Suppose we want to get the details for an order. Distributed queries that filter on the tenant id run most efficiently in multi-tenant apps, so the change below makes the query faster (while both queries return the same results):

-- before
SELECT *
  FROM orders
 WHERE order_id = 123;

-- after
SELECT *
  FROM orders
 WHERE order_id = 123
   AND store_id = 42; -- <== added

The tenant id column is not just beneficial – but critical – for insert statements. Inserts must include a value for the tenant id column or else Canopy will be unable to route the data to the correct shard and will raise an error.

Finally, when joining tables make sure to filter by tenant id too. For instance here is how to inspect how many “awesome wool pants” a given store has sold:

-- One way is to include store_id in the join and also
-- filter by it in one of the queries

SELECT sum(l.quantity)
  FROM line_items l
 INNER JOIN products p
    ON l.product_id = p.product_id
   AND l.store_id = p.store_id
 WHERE p.name='Awesome Wool Pants'
   AND l.store_id='8c69aa0d-3f13-4440-86ca-443566c1fc75'

-- Equivalently you omit store_id from the join condition
-- but filter both tables by it. This may be useful if
-- building the query in an ORM

SELECT sum(l.quantity)
  FROM line_items l
 INNER JOIN products p ON l.product_id = p.product_id
 WHERE p.name='Awesome Wool Pants'
   AND l.store_id='8c69aa0d-3f13-4440-86ca-443566c1fc75'
   AND p.store_id='8c69aa0d-3f13-4440-86ca-443566c1fc75'

Enable Secure Connections

Clients should connect to Canopy with SSL to protect information and prevent man-in-the-middle attacks.

Check for cross-node traffic

With large and complex application code-bases, certain queries generated by the application can often be overlooked, and thus won’t have a tenant_id filter on them. Canopy’ parallel executor will still execute these queries successfully, and so, during testing, these queries remain hidden since the application still works fine. However, if a query doesn’t contain the tenant_id filter, Canopy’ executor will hit every shard in parallel, but only one will return any data. This consumes resources needlessly, and may exhibit itself as a problem only when one moves to a higher-throughput production environment.

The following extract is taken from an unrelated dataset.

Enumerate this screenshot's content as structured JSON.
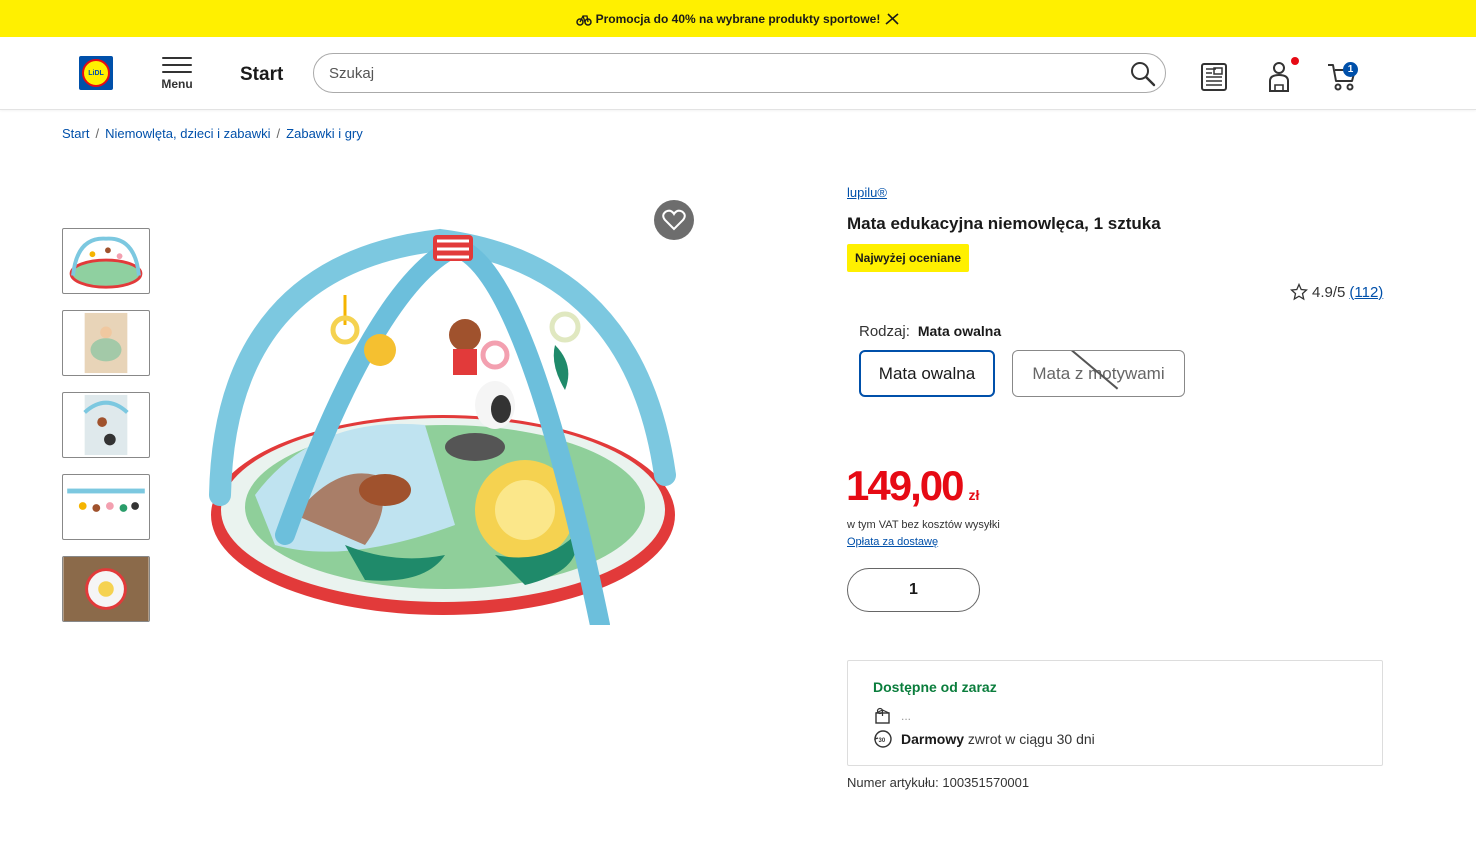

To prevent encountering such issues only after launching in production, one can set a config value to log queries which hit more than one shard. In a properly configured and migrated multi-tenant application, each query should only hit one shard at a time.

During testing, one can configure the following:

-- adjust for your own database's name of course

ALTER DATABASE canopy SET canopy.multi_task_query_log_level = 'error';

Canopy will then error out if it encounters queries which are going to hit more than one shard. Erroring out during testing allows the application developer to find and migrate such queries.

During a production launch, one can configure the same setting to log, instead of error out:

ALTER DATABASE canopy SET canopy.multi_task_query_log_level = 'log';

The configuration parameter section has more info on supported values for this setting.